Early this morning Fidel Castro, Cuba’s leader for more than 50 years resigned his post as President. At 81 years old and fraught with health problems, Castro announced that he will not accept the post of the Presidency following the Parliamentary meetings to be held on Sunday.
These meetings are the first such meetings held for the newly elected parliamentary members and are the setting for which members of the “Council of State” (including the President) are chosen.
This is quite the surprising news to many of us, despite the fact that many have been speculating over it for some time. However, I for one, didn’t expect Fidel to ever resign unless it was to simply hand over the reigns to his brother, Raul.
Raul will likely still be Fidel’s successor and my guess is that this has already been arranged, but the question then is how much power will Raul hold? Will he have a grip over Cuba like Fidel had? Or will Cuba’s parliament garner more control and make the country more democratic?
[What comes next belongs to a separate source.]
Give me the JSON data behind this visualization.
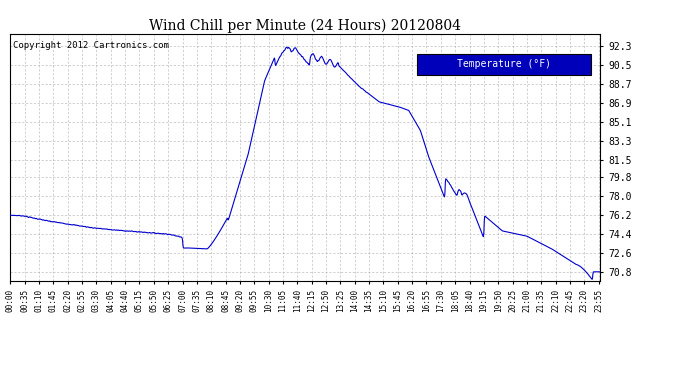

I am not expert enough on Cuba to give anymore than the possibilities that I see could happen and what I hope will happen. The first possibility that I see is also the one that I hope will occur, and that is that Cuba’s Parliament will claim some of the Presidential powers for themselves and establish a truly democratic Cuba and will write (or re-write) the constitution calling for democratic presidential elections.
There are both reasons I think this is and is not a distinct possibility. It would not surprise me if for Fidel’s final act, he decided that he and only he in Cuban history would go down as the greatest and most revered leader. The best way to do this after 50 years of rule is to decide that the only people as well suite as he to make decisions are the people as a whole. Thus, he could dictate that the country will move to a more democratic system. What result could better solidify the love a people has for their leader and revolutionary?
However, I think we would all be shocked if such a turn of events occurred. Such a thing likely wouldn’t happen because it would then risk the ruling party eventually losing power, why would people already in power and in a system so rigged to their benefit ever want to change it? Further, while Raul likely will not be as dominant a figure as Fidel was, he too will likely have no desire to abdicate power.
There seems to be a great opportunity here for real and positive change in Cuba, also a great chance for America to reach out and embrace a democratically controlled Cuba. The future of Cuba may well rest on how the United States plays its hand. I would caution the Bush administration and diplomatic corps to be very gracious and not speak sternly and threatening to current Cuban leadership, but rather extend a hand of support and reconciliation. Help Cuba know that we are here to offer support and are open to expanding the lines of communication.
I get the sense, all in all, that not much will rapidly change in Cuba. I suspect that Raul will become the new President this week and it will be business as usual. However, overtime there will gradual change for the better that may well turn Cuba into a fully democratic state. If Cuba can get there on its own, without the U.S. demanding it or forcing it, Cuba may well find long-lasting success, we will see.
On a completely unrelated note: Last night I watched a program on NatGeo channel on Inside North Korea. Wow! Kim Jong Il and his father have set up a cult-like government there. People seem to literally rever Kim Jong Il as a god. It was disturbing to say the least. There was a humanitarian doctor who went there to remove cataracts to help cure blindness, he performed over 1000 surgeries. The day that the bandages were removed, people could see for the first time and rather than thanking the doctors they went to the front and praised the pictures of Kim and his father. I was looking for signs of insincerity and I didn’t see much, it appeared that most genuinely revere him and view him as the almighty. That is the effectiveness of locking your country out from the rest of the world. If your people don’t know what it is like anywhere else, what do they have to complain about? It is incredible that there is still such a place in today’s world.